Sie unterfüttert den Krieg bis zum „Endsieg“ der stärkeren Seite, statt ihn zu beenden. Die grausamen Leiden der Zivilbevölkerung, die sinnlosen, mit Orden dekorierten Verstümmelungen oder „Heldentode“ der Soldaten beider Seiten und die skrupellose Zerstörung von Gebäuden, Infrastruktur und Umwelt werden dadurch vervielfacht.
Wir treten deshalb für einen sofortigen Waffenstillstand und den Abzug der russischen Truppen aus der Ukraine ein. Doch wie kann Druck aufgebaut werden, damit sich das Geschäft mit dem Krieg nicht mehr lohnt?
Gegen Kriegstreiberei
Die NATO unter US-Führung ist am Krieg in der Ukraine als imperialistisches Bündnis involviert − mit Waffenlieferungen, „Wirtschaftssanktionen“ gegen Russland und verdeckter militärischer Hilfe.
Erklärtes Ziel der USA ist es, Russland durch einen Abnutzungskrieg in der Ukraine langfristig zu schwächen. Damit steigen auch die Gewinne vor allem der Rüstungsproduzenten und der Energiekonzerne. Ein lohnendes Mordsgeschäft.
Dass die Bundesregierung sogar ein 100 Mrd. € schweres Sondervermögen für die weitere Aufrüstung der Bundeswehr ins Grundgesetz aufnehmen will, lässt die Kassen bei Rheinmetall und Co. noch lauter klingeln.
Gegen diesen kriegerischen Kurs braucht es antimilitaristischen Widerstand.
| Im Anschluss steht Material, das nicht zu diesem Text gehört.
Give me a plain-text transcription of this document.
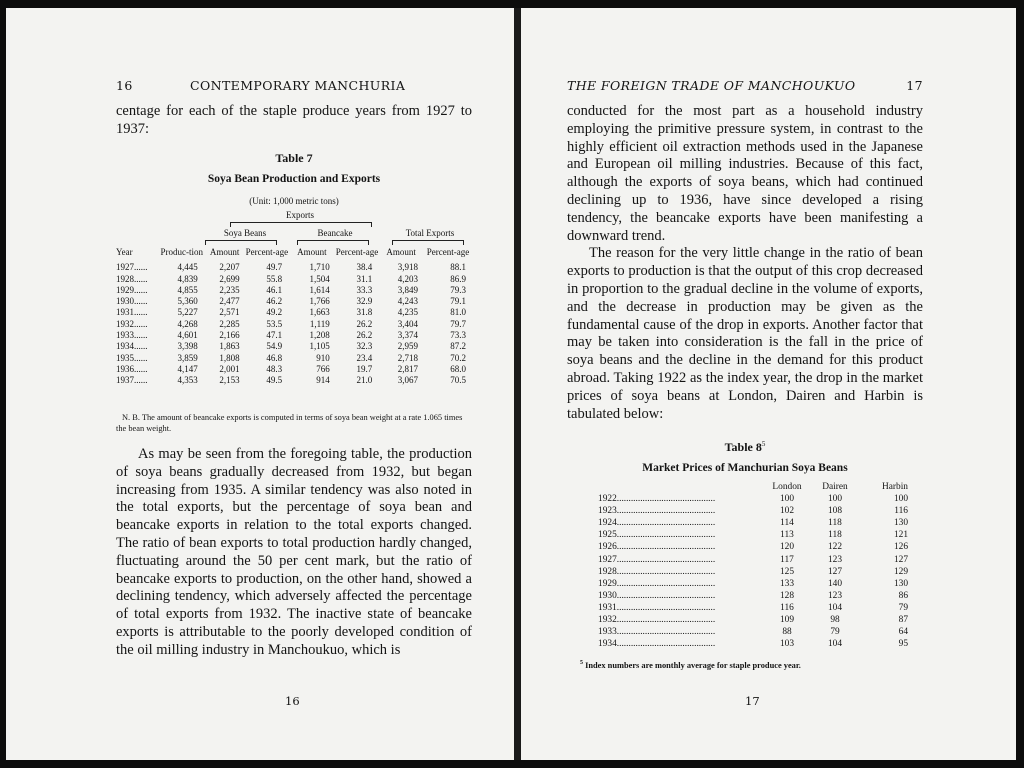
16	CONTEMPORARY MANCHURIA

centage for each of the staple produce years from 1927 to 1937:

Table 7
Soya Bean Production and Exports
(Unit: 1,000 metric tons)
Exports
Soya Beans	Beancake	Total Exports
Year	Produc-tion	Amount	Percent-age	Amount	Percent-age	Amount	Percent-age

1927......	4,445	2,207	49.7	1,710	38.4	3,918	88.1
1928......	4,839	2,699	55.8	1,504	31.1	4,203	86.9
1929......	4,855	2,235	46.1	1,614	33.3	3,849	79.3
1930......	5,360	2,477	46.2	1,766	32.9	4,243	79.1
1931......	5,227	2,571	49.2	1,663	31.8	4,235	81.0
1932......	4,268	2,285	53.5	1,119	26.2	3,404	79.7
1933......	4,601	2,166	47.1	1,208	26.2	3,374	73.3
1934......	3,398	1,863	54.9	1,105	32.3	2,959	87.2
1935......	3,859	1,808	46.8	910	23.4	2,718	70.2
1936......	4,147	2,001	48.3	766	19.7	2,817	68.0
1937......	4,353	2,153	49.5	914	21.0	3,067	70.5
N. B. The amount of beancake exports is computed in terms of soya bean weight at a rate 1.065 times the bean weight.

As may be seen from the foregoing table, the production of soya beans gradually decreased from 1932, but began increasing from 1935. A similar tendency was also noted in the total exports, but the percentage of soya bean and beancake exports in relation to the total exports changed. The ratio of bean exports to total production hardly changed, fluctuating around the 50 per cent mark, but the ratio of beancake exports to production, on the other hand, showed a declining tendency, which adversely affected the percentage of total exports from 1932. The inactive state of beancake exports is attributable to the poorly developed condition of the oil milling industry in Manchoukuo, which is

16
THE FOREIGN TRADE OF MANCHOUKUO	17

conducted for the most part as a household industry employing the primitive pressure system, in contrast to the highly efficient oil extraction methods used in the Japanese and European oil milling industries. Because of this fact, although the exports of soya beans, which had continued declining up to 1936, have since developed a rising tendency, the beancake exports have been manifesting a downward trend.

The reason for the very little change in the ratio of bean exports to production is that the output of this crop decreased in proportion to the gradual decline in the volume of exports, and the decrease in production may be given as the fundamental cause of the drop in exports. Another factor that may be taken into consideration is the fall in the price of soya beans and the decline in the demand for this product abroad. Taking 1922 as the index year, the drop in the market prices of soya beans at London, Dairen and Harbin is tabulated below:

Table $8^5$
Market Prices of Manchurian Soya Beans
	London	Dairen	Harbin
1922..........................................	100	100	100
1923..........................................	102	108	116
1924..........................................	114	118	130
1925..........................................	113	118	121
1926..........................................	120	122	126
1927..........................................	117	123	127
1928..........................................	125	127	129
1929..........................................	133	140	130
1930..........................................	128	123	86
1931..........................................	116	104	79
1932..........................................	109	98	87
1933..........................................	88	79	64
1934..........................................	103	104	95
$^5$ Index numbers are monthly average for staple produce year.
17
Doch er muss verbunden werden mit einer friedenspolitischen Alternative zum fortgesetzten Morden in der Ukraine.
Wie lässt sich eine politische Beendigung des Krieges herbeiführen? Die Umrisse einer neutralen und unabhängigen Ukraine sind schnell skizziert. Doch die Weltenaufteiler und Militaristen, die gerade das Sagen haben, wollen keinen schnellen Frieden. Die politische Initiative des italienischen Ministerpräsidenten Draghi ist ak- tuell eine Ausnahme von dieser Regel.
„Soziale Verteidigung“?
Wäre überhaupt ein gewaltfreier, antimilitaristischer Weg möglich? Diese Frage wird in der Friedensbewegung unter dem Begriff der „Sozialen Verteidigung“ diskutiert. Damit wird eine grundsätzlich andere, eine demokratische Antwort auf einen militärischen Überfall bezeichnet.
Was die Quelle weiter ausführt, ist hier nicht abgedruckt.